Photo by Michael Cavazos
When running a small business, sometimes all you need is a little Hail Mary to help you on your way, former Dallas Cowboy Drew Pearson said Thursday.
“It’s a situation where you’re being challenged personally in your life and you’ve got to find a way to overcome it,” Pearson told East Texas business owners. “And sometimes you need a Hail Mary to overcome it. A Hail Mary is what I caught in 1975 against the Minnesota Vikings to help us win that football game.”
Pearson was the keynote speaker at the first East Texas Small Business Conference, attended by about 400 people Thursday at Maude Cobb Convention and Activity Complex. The conference was focused on providing support to small businesses in East Texas, said Kilgore College Small Business Development Center Training Coordinator Melanie Northcutt. Pearson spoke about his transition from the locker room into the board room as he started his own “small business” in the mid-1980s.
“Small businesses are doing very well,” said Yolanda Olivarez, Small Business Administration regional administrator. “The SBA’s mission is to help small businesses.

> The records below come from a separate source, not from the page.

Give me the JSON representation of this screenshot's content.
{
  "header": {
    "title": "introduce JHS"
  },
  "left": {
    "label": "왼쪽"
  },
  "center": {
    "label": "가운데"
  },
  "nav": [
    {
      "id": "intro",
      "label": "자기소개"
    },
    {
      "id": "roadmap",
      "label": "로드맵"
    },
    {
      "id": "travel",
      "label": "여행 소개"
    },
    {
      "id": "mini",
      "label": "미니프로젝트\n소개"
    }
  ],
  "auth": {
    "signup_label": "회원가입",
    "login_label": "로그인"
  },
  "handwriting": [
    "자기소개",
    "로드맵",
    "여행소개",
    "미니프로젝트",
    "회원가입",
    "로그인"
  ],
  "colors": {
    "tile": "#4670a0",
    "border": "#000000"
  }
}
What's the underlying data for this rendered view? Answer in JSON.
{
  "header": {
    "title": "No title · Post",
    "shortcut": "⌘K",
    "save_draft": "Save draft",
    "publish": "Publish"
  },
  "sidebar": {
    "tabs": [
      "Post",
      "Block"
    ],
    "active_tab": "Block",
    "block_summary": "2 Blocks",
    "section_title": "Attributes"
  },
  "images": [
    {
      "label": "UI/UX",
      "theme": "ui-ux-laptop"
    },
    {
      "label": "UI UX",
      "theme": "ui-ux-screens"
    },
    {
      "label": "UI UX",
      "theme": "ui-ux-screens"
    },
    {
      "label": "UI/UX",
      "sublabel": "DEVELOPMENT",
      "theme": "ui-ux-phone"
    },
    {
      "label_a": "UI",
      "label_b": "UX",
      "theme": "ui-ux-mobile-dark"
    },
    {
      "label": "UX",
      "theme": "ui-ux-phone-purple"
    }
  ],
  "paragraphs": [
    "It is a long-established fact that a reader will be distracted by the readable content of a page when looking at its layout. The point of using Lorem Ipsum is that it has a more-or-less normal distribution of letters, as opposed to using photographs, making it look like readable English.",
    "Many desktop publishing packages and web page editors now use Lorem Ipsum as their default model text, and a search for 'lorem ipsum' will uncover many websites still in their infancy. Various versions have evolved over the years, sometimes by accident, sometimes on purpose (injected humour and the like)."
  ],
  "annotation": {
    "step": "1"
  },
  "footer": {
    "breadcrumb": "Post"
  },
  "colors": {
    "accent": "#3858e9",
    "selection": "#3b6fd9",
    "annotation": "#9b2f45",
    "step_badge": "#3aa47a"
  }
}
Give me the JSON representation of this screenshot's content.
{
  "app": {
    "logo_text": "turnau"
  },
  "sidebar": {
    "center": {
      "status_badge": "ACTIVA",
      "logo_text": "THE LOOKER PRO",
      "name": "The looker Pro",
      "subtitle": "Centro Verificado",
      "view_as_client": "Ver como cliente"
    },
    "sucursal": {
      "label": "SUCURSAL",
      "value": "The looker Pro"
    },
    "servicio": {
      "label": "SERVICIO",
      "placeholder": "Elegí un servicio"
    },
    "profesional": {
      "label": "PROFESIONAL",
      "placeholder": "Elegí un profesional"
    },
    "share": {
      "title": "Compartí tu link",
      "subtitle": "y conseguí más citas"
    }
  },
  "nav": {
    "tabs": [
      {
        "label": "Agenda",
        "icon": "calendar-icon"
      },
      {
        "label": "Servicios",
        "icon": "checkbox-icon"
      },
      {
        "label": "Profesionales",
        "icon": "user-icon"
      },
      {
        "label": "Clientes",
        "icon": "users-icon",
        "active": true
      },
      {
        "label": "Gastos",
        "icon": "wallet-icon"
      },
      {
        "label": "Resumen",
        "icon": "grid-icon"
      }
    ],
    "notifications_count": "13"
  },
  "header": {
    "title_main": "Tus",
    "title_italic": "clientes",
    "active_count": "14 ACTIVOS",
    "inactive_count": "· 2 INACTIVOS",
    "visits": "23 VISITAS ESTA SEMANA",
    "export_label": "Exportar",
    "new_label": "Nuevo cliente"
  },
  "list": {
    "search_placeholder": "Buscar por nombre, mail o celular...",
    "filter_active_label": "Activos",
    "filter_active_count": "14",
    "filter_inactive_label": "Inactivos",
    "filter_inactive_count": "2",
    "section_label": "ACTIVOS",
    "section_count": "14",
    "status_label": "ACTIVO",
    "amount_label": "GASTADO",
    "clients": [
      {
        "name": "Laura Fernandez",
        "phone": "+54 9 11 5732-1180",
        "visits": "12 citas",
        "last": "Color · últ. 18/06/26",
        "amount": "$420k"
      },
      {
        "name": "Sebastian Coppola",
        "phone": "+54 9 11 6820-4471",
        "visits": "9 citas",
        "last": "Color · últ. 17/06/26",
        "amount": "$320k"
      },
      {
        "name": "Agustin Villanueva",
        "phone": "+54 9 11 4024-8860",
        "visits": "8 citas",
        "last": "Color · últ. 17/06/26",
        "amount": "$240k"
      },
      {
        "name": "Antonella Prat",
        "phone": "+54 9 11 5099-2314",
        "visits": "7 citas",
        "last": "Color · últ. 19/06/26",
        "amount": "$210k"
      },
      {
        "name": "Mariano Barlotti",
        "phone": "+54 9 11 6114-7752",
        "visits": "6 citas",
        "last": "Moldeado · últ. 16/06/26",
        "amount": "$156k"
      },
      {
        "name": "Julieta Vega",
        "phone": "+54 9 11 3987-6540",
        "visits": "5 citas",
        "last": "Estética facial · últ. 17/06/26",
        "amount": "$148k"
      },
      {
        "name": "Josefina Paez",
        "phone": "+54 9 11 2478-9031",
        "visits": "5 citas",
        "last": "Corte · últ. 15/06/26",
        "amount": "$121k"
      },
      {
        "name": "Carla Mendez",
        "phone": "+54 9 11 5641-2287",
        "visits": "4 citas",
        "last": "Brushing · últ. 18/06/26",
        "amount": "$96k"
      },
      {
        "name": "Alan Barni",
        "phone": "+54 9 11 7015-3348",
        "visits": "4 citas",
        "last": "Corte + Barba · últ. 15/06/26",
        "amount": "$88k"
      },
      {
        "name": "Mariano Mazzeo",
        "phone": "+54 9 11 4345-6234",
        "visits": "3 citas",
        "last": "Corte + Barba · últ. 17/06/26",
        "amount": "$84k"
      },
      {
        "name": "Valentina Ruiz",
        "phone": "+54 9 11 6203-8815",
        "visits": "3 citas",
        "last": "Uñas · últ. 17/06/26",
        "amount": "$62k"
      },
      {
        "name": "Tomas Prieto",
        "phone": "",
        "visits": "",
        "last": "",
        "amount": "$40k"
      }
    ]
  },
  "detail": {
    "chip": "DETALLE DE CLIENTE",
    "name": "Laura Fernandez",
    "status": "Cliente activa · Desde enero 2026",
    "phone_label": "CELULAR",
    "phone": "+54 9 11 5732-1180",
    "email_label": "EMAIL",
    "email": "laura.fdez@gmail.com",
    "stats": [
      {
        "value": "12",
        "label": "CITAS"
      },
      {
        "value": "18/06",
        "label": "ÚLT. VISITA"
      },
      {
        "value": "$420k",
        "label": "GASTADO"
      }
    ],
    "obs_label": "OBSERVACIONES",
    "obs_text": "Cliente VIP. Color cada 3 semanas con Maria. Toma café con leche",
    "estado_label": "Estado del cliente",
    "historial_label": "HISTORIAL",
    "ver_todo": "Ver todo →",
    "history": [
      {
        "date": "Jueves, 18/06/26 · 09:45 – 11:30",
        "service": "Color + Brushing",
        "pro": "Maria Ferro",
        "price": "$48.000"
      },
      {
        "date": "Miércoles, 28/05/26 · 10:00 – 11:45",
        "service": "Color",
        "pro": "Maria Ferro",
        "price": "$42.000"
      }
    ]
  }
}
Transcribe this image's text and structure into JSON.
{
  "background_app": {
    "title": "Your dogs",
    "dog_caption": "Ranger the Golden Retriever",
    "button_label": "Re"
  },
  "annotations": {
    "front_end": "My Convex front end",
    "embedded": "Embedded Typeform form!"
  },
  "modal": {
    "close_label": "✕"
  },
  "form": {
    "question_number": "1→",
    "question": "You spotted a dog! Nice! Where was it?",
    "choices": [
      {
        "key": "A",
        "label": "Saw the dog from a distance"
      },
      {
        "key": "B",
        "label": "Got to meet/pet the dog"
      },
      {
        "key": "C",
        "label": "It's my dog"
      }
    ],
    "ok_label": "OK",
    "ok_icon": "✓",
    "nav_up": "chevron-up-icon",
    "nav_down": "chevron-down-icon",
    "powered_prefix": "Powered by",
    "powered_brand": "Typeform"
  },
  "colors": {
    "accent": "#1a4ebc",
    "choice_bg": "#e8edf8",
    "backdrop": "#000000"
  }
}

Small businesses are 28 million strong.”
The Small Business Administration focuses on what Olivarez called the “three C’s” — capital, contracting and counseling. The administration provides counseling services to small businesses, compete for and win more than $100 billion in federal government contracts annually, and provide a government guarantee on loans given by banks, she said. Small businesses also have supplied 67 percent of the jobs created in the past 18 years, she said.
Pearson said in business, as in football, it is about finding the right mixture of employees or football players to make up a team.
“In football, 11 men sprint from that huddle to line up. If one person is not on the same page with everybody else, there’s no way that play is going to be successful,” he said. “Teamwork is so important in sports that Coach (Tom) Landry made an emphasis on that to try to keep us grounded, and keep us in the frame of mind that even though the individual success is important, there’s nothing like a team success.”
Pearson signed as an undrafted free agent with the Dallas Cowboys in 1973. When he signed his first contract with the team, he was paid $14,500 for one season with a signing bonus of $150. He asked himself “is this the NFL,” and indeed it was, but for Pearson, it was about more than just a dollar amount.
“It was about the opportunity to play for that great organization,” he said. “I knew if I could make it there, I could make it anywhere. And because of that I had a chance to sign with the Dallas Cowboys and have success.”
Pearson played receiver for the team for 11 seasons. He caught 489 receptions for 7,822 yards for 48 touchdowns. After leaving the football field, Pearson went on to establish his own company, Drew Pearson Marketing, which manufactures licensed head wear such as baseball caps.
“Where would this economy be without small business?” Pearson said.
He said it takes teamwork, a positive environment and morale to be successful in business.
“There is no challenge you can’t overcome yourself,” he said.